Rocky Ford Spokesperson Believes Blue Bell Can Reboot After Listeria Outbreak
DENVER (CBS4) - Blue Bell Creameries on Monday began cleaning up and moving forward after a listeria outbreak killed three consumers and sickened others.
The 108-year-old ice cream company isn't giving up. Blue Bell is doing what others have done in the past -- apologizing and fixing the problem.
"We're actually one big family," a Blue Bell employee says on a video on the Blue Bell website.
Blue Bell began intensive cleaning and enhanced training to combat the listeria outbreak that shut down operations.
"It hurts, but we know that support is there," another Blue Bell employee says.
On its website the company let long-time employees assure the public.
"We implement all the measures we need to do to correct it going forward and prevent it in the future," another employee says.
"That's Damage Control 101," marketing professor Darrin Duber-Smith with Metropolitan State University of Denver said. "You admit there's a problem, you don't deflect it, you don't make excuses for it, and you say that 'we're going to fix it in the future.' "
Rocky Ford cantaloupe growers were proactive, even though they weren't the problem. In 2011 listeria-contaminated cantaloupes from Jensen Farms killed 33 consumers. The tainted melons were called Rocky Ford Sweets.

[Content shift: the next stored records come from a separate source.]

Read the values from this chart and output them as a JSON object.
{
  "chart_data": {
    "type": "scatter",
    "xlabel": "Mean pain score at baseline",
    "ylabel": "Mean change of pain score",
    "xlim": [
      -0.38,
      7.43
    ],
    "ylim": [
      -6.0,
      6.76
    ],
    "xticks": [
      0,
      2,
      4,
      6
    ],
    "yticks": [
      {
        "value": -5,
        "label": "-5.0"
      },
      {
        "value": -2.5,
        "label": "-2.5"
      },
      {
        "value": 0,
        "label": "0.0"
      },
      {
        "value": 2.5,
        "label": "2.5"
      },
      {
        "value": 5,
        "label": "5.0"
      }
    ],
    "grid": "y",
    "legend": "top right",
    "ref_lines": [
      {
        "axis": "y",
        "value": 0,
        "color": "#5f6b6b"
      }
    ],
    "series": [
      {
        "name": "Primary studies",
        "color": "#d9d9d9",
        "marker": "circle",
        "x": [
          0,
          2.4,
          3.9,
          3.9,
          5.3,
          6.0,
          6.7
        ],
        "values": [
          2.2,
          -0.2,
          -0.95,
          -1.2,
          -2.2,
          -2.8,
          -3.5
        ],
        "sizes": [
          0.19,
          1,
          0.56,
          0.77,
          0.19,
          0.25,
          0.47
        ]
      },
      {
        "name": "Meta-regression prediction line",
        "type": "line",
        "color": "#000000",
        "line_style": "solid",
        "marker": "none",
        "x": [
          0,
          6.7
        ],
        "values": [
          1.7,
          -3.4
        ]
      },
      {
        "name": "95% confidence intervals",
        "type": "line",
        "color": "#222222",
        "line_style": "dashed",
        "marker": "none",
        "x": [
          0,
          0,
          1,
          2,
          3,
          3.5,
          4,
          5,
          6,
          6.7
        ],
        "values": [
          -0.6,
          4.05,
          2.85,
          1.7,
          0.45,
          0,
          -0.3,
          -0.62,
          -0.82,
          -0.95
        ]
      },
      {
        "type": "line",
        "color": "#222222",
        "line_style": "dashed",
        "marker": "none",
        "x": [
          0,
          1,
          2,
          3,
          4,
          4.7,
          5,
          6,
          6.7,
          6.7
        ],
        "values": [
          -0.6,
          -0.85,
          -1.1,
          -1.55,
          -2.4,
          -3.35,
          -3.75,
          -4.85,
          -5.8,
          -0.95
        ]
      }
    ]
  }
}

"It just devastated the whole area," Rocky Ford spokeswoman Diane Mulligan said.
But Mulligan says the Rocky Ford growers rebuilt the brand.
"They invested a million dollars in building a new shed, hiring safety managers," she said.
Mulligan says sales have since steadily increased.
By sharing worker pride and making changes, Mulligan believes Blue Bell can reboot -- and she's not alone.
"We'll be a better company after this," another Blue Bell employee says on the website.
Blue Bell will be producing test ice cream batches this week, but that ice cream will not be shipped for retail use.